Had TfL existed in his time, the great Samuel Johnson may well have amended his famous aphorism to read "a man who is bored of London needs to hop on the number 19 bus". In its perambulation from Battersea to Finsbury Park, the 19 cuts a swath across the capital's economic and cultural barriers, revealing the world within one city that modern London manifests.
Vogue has certainly been impressed by the number 19. The style magazine has described it as one of Britain's most glamorous locations, dubbing it "the shuttle service for 'nice' girls as they hop between jobs in West End art galleries and their Chelsea apartments". Despite the conversion from Routemaster to generic double-decker two years ago, it's tempting to agree. Friend to London's rich and idle wealthy, the route passes some of the city's best-known streets and des-res postcodes. It trundles along the full length of the King's Road and past the bijou hideouts of Sloane Square, depositing pecunious passengers squarely at the doors of Knightsbridge boutiques before disappearing toward Piccadilly and the West End.

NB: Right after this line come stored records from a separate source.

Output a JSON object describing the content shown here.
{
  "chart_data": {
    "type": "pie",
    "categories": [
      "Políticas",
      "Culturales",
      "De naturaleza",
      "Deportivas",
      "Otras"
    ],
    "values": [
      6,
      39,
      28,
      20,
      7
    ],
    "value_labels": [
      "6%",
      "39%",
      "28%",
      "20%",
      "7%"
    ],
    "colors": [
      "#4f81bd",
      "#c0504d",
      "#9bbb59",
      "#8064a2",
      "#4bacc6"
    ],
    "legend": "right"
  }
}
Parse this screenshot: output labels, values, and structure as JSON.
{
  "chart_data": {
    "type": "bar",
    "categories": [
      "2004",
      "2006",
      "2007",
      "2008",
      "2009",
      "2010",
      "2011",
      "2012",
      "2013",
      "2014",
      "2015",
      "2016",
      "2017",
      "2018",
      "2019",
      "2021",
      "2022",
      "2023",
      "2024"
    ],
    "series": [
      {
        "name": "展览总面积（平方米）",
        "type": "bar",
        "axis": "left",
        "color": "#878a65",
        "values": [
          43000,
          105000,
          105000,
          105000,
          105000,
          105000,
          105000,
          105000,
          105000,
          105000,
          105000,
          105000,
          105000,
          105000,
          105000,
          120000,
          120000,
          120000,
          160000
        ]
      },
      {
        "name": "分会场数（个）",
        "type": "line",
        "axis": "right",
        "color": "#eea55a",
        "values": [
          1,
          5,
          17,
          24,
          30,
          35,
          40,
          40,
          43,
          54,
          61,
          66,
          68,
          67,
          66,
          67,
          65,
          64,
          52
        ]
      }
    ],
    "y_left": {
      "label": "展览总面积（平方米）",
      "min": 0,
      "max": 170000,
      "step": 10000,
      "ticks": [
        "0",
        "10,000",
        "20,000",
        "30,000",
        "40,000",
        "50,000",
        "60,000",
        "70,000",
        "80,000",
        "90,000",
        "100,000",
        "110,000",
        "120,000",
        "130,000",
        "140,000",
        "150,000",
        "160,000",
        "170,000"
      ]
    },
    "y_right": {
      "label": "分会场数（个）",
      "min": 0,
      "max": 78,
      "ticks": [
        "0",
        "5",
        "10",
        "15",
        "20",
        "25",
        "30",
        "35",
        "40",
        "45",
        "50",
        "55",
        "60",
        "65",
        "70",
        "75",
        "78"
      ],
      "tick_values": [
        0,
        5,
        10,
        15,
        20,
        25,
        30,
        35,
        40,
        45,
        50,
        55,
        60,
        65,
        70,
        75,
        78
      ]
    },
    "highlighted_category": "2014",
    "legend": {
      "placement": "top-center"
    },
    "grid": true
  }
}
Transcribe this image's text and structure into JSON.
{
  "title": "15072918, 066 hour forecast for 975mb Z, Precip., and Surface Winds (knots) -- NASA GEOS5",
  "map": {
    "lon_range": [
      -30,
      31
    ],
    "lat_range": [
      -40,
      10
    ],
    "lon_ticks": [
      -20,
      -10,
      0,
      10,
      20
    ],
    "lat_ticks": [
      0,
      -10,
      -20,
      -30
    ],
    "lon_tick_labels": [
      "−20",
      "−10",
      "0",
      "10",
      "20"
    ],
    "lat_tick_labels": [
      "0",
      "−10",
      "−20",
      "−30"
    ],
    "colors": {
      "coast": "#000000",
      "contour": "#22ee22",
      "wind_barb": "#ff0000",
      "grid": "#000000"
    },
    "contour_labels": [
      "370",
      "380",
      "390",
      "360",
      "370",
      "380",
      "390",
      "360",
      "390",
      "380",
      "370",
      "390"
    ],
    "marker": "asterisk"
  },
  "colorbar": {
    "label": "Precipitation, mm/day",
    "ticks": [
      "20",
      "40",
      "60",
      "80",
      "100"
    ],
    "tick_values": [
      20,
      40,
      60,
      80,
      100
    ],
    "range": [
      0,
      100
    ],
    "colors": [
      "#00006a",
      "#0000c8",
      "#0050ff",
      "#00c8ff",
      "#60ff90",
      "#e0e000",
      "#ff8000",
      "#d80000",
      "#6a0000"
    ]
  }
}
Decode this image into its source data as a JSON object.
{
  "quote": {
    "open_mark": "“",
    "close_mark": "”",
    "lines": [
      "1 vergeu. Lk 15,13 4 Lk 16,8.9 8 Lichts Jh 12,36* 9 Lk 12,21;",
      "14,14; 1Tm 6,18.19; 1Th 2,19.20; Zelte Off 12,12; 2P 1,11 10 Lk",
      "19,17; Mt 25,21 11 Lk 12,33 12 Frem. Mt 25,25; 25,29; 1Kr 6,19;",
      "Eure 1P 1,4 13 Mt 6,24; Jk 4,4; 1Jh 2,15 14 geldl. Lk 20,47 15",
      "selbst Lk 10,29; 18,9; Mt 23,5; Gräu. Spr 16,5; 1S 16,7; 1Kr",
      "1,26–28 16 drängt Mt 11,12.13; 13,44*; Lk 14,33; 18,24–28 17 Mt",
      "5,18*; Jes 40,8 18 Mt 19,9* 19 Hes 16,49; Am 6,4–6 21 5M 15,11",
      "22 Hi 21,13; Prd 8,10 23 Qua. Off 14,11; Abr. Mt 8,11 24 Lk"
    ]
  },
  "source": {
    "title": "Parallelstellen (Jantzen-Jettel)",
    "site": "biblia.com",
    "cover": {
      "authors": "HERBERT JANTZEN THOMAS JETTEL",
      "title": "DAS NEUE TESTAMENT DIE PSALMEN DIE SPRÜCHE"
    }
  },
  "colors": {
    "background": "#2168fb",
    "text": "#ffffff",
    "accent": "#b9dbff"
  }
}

Vogue's ringing endorsement suggests that they didn't ride the bus all the way northwards. Once past the uber-gentrification of Upper Street, things turn grim. Schoolkids with their hyperactive chatter and ringtone face-offs are a far cry from the pleasant Chelsea girls. And if Arsenal are playing, the traffic snarls up along Blackstock Road for miles, Still, amidst the chicken shops and screw-faced youths of the final destination, Finsbury Park, lies one of London's secret fashion meccas - the wholesale clothing outlets of Fonthill Road, where on a Saturday those self-same Fulham fashionistas can be found rummaging. Truly, the number 19 is a marvel of modern London, and Mr. Johnson would undoubtedly have agreed.